On Monday, many of Chobani’s top executives, including founder and chief executive officer Hamdi Ulukaya, were in Twin Falls, Idaho, for the opening of its new 1 million-square-foot yogurt processing factory. Work on the $450 million complex had begun just a year ago.
“Twin Falls is our second home, but will not replace our central New York plant, which will continue to operate at full capacity,” Ulukaya said in a statement. “In fact, we will continue to grow and invest in our New York operations.”
In recent months, Chobani has expanded its Columbus plant, as part of a $134 million project.

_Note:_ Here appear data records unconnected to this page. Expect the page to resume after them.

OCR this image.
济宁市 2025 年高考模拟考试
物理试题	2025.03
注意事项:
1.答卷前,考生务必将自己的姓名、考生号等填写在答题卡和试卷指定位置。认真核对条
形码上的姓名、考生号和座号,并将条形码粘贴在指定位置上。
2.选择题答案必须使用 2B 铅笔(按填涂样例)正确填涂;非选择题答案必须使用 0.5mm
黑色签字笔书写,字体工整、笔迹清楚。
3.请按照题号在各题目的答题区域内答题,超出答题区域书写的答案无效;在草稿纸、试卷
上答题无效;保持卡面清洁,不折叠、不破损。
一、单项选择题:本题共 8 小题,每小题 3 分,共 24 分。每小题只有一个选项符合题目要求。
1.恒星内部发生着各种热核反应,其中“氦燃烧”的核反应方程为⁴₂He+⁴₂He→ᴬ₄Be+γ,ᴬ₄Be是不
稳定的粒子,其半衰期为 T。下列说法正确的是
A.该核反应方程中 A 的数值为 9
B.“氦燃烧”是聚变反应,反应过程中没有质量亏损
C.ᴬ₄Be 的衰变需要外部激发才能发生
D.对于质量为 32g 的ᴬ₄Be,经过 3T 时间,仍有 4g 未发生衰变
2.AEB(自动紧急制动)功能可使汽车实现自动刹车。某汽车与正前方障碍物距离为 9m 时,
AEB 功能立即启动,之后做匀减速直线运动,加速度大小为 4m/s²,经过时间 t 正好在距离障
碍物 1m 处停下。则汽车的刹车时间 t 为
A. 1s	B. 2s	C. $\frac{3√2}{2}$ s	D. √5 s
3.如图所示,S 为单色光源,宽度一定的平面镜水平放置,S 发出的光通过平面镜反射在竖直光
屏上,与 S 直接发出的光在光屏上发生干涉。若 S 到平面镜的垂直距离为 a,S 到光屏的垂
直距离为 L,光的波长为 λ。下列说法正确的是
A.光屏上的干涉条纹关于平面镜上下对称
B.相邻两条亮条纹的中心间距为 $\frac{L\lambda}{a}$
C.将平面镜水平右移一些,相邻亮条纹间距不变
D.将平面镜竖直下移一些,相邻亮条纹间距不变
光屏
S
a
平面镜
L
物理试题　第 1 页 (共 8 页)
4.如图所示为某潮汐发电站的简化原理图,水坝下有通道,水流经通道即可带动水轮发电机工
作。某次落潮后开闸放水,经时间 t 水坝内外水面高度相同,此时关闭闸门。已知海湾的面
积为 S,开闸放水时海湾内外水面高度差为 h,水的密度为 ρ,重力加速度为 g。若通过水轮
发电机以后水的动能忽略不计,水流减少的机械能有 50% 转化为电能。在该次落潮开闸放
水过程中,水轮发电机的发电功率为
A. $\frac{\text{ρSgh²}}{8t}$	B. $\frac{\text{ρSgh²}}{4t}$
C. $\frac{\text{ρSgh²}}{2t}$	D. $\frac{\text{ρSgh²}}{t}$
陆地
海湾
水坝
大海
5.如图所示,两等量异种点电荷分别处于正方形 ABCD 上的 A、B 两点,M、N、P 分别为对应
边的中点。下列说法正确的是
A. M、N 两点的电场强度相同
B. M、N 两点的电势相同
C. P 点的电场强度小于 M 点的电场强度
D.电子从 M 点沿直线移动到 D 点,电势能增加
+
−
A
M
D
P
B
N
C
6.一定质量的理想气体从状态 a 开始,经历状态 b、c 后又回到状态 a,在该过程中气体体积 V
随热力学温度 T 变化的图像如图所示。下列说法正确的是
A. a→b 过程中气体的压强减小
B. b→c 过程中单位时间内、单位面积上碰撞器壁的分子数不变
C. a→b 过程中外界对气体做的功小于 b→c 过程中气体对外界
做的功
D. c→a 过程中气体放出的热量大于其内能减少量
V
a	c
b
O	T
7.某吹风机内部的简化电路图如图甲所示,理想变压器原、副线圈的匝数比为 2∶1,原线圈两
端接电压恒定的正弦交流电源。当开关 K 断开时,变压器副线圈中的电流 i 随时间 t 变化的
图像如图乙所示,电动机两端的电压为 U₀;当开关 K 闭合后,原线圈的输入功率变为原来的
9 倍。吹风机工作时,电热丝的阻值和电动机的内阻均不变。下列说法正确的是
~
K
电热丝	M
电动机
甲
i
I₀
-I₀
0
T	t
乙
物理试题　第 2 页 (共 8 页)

That effort was made possible, in part, by way of a $3.8 million assistance package approved by the Chenango County Industrial Development Agency.
Jennifer Tavares, Chenango County’s director of economic development, said the expansion project at Columbus “has not been 100 percent completed.”
As for the fact Chobani did not seek the required SRBC permit before withdrawing groundwater for its plant needs, Tavares said the uptake of the water was “not directly related” to the project for which the company was receiving IDA assistance.
“We are not the permitting authority, so it’s not our role to direct them as to what SRBC permits they may need,” Tavares said.
In September, approximately five years after Chobani yogurt was first introduced to consumers, Ulukaya was identified by the Bloomberg Billionaires Index as having a net worth of $1.1 billion.
Given Chobani’s explosive growth in recent years, Tavares said: “It’s logical that they need more than one location to make their product.”
The company employs more than 1,000 people at its Columbus plant.